Worauf die Golfregime daher achten sollten, ist die Massenanziehungskraft des palästinensischen Widerstands, die durch ein vertrautes religiöses Lexikon vermittelt wird. Zu seinem Publikum in der Golfregion gehört eine Generation von Videospielern, die auch die ersten waren, die die obligatorische Wehrpflicht durchliefen. Der junge Golfstaatler, der vom staatlichen Diskurs über Männlichkeit und militärische Fähigkeiten aufgebauscht wird, wird von Videos hypnotisiert, in denen Hamas-Kämpfer schwere Schläge gegen israelische Streitkräfte austeilen. Die Tatsache, dass die Hamas trotz der hohen Zahl von Todesopfern in Gaza in der Lage war, einen Geiselaustausch auszuhandeln, wird den geschädigten Bürgern der arabischen Golfstaaten sicherlich neue Möglichkeiten eröffnet haben.

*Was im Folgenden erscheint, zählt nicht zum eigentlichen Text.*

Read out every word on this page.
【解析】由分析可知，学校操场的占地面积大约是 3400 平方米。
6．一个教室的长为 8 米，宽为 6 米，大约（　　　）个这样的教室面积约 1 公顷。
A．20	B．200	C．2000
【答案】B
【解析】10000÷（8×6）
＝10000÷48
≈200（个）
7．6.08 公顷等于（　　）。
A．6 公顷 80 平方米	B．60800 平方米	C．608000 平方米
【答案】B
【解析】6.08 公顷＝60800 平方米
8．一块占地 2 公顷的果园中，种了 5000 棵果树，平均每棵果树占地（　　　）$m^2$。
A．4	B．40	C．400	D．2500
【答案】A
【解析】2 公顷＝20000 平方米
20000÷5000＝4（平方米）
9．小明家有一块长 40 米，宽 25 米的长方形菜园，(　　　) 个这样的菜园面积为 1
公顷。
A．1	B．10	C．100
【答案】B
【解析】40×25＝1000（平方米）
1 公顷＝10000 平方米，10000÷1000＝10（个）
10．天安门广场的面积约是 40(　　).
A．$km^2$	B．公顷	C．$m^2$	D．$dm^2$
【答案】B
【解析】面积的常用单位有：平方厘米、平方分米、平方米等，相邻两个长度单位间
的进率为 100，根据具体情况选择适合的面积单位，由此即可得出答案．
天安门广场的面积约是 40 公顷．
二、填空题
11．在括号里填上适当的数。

Da Israels Krieg gegen Gaza in den kommenden Monaten weitergehen wird, besteht die Gefahr, dass die Aufrechterhaltung der Normalisierung oder der Ausbau neuer Beziehungen zu Israel angesichts seiner tiefen innenpolitischen Unbeliebtheit zu einem Wendepunkt wird. Angesichts des Potenzials für ein Wiederaufleben religiös inspirierter Militanz in der gesamten Region obliegt es den Golfregimen, über Repression und ein Sicherheitsparadigma hinauszugehen, um ihr Überleben zu sichern. Nach den Worten des kuwaitischen Akademikers Talal Alkhader ist dies ein günstiger Moment für eine Aussöhnung zwischen Staat und Gesellschaft in der Golfregion.
Mira Al Hussein ist Soziologin und Kommentatorin der Golfregion. Sie ist Research Fellow am Alwaleed bin Talal Centre der University of Edinburgh.